Festus Claudius McKay was born to a Jamaican peasant family in the fall of 1889 in Sunny Ville, Jamaica. Through the influence of a neighboring Englishman as well as his brother who was a school teacher, McKay became very early on interested in English poetry. He was exposed to writers like John Milton and Alexander Pope and became familiar with the traditional English poetic forms. It was at this time that McKay was inspired to write his own poetry utilizing the Jamaican dialect.
McKay moved about Jamaica working various jobs in his early 20s and, as he spent more time in cities other than Sunny Ville, he became painfully aware of the deeply racist societal undercurrents that plagued areas of Jamaica. Despite this, he continued to write, and eventually, thanks to some local recognition, McKay earned enough money to fund a trip to America.

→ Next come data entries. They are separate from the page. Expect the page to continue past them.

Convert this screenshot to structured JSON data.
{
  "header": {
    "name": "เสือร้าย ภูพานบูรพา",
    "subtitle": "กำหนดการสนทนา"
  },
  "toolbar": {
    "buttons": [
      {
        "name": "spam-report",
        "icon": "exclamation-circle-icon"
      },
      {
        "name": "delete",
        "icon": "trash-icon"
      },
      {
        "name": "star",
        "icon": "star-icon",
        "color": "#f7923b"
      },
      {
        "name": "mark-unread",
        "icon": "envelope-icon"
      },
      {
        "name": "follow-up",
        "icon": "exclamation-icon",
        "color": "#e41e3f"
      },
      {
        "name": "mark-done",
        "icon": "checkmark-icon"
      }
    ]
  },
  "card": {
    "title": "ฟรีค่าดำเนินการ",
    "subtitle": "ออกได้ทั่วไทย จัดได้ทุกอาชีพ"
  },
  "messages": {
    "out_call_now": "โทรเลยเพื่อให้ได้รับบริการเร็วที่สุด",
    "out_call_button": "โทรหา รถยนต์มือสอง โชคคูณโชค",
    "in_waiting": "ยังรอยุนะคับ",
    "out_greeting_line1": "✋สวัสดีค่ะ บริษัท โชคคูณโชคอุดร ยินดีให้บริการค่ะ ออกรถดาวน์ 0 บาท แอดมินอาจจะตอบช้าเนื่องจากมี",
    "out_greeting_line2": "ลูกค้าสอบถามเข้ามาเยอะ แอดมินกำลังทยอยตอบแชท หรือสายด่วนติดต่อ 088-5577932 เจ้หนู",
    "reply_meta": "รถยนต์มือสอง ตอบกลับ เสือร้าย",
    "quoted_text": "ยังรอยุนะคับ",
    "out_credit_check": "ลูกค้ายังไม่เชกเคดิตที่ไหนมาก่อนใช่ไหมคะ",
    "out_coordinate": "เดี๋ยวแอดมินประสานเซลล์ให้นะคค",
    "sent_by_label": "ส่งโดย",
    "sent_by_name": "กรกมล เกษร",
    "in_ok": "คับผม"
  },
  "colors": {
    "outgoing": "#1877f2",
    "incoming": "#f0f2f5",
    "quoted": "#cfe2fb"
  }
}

He arrived in South Carolina in 1912. He spent some time studying in the US, primarily at Kansas State College, but eventually left school to move to New York City.
In New York, McKay once again experienced racist discrimination. This continued experience only fueled his desire to continue to write. He met progressive political activist and editor of The Liberator Max Eastman. Eastman and McKay would become close friends and maintain correspondence for many years. It was in Eastman’s magazine that McKay would begin to publish some of his work including the famous “If We Must Die.”
McKay eventually made his way to Europe and spent many years living in France as well as traveling all over Europe and North Africa. He continued to be primarily moved to write about social injustice and developed an increasing interest in the growing communist movement. He continued to write and publish poetry, short stories and also wrote three novels, Home to Harlem (1928), Banjo: A story without a plot (1929), and Banana Bottom (1933).
In the 1930s, McKay’s personal views began to shift as he became increasingly interested in Roman Catholicism. He met Catholic political activist Dorothy Day and published poems in her Catholic Worker magazine. He had become an avid reader and stated that Day’s magazine was as “alive as Liberator Magazine” once had been. Day’s anti-communist, anti-fascist, anti-capitalist view appealed greatly to McKay’s sensitivities as well as provided a spiritual orientation to much of the social efforts he participated in we he reflects on in his poem “Truth.”
McKay’s life’s work is primarily associated with having been largely influential in the Harlem Renaissance in the 1920s but regardless of whether he was living in New York, Chicago, France, or Jamaica, his dedication to using his voice as a poet and author to lift up the voices of those that had been put down never wavered.
– Cooper, Wayne. “Claude McKay and the New Negro of the 1920’s.” Phylon (1960-) 25, no. 3 (1964): 297-306.
– Gosciak, Josh. The Shadowed Country: Claude McKay and the Romance of the Victorians. New Brunswick, New Jersey; London: Rutgers University Press, 2006.
– Deshmukh, Madhuri H. “CLAUDE MCKAY’S ROAD TO CATHOLICISM.” Callaloo 37, no. 1 (Winter, 2014): 148-168,182.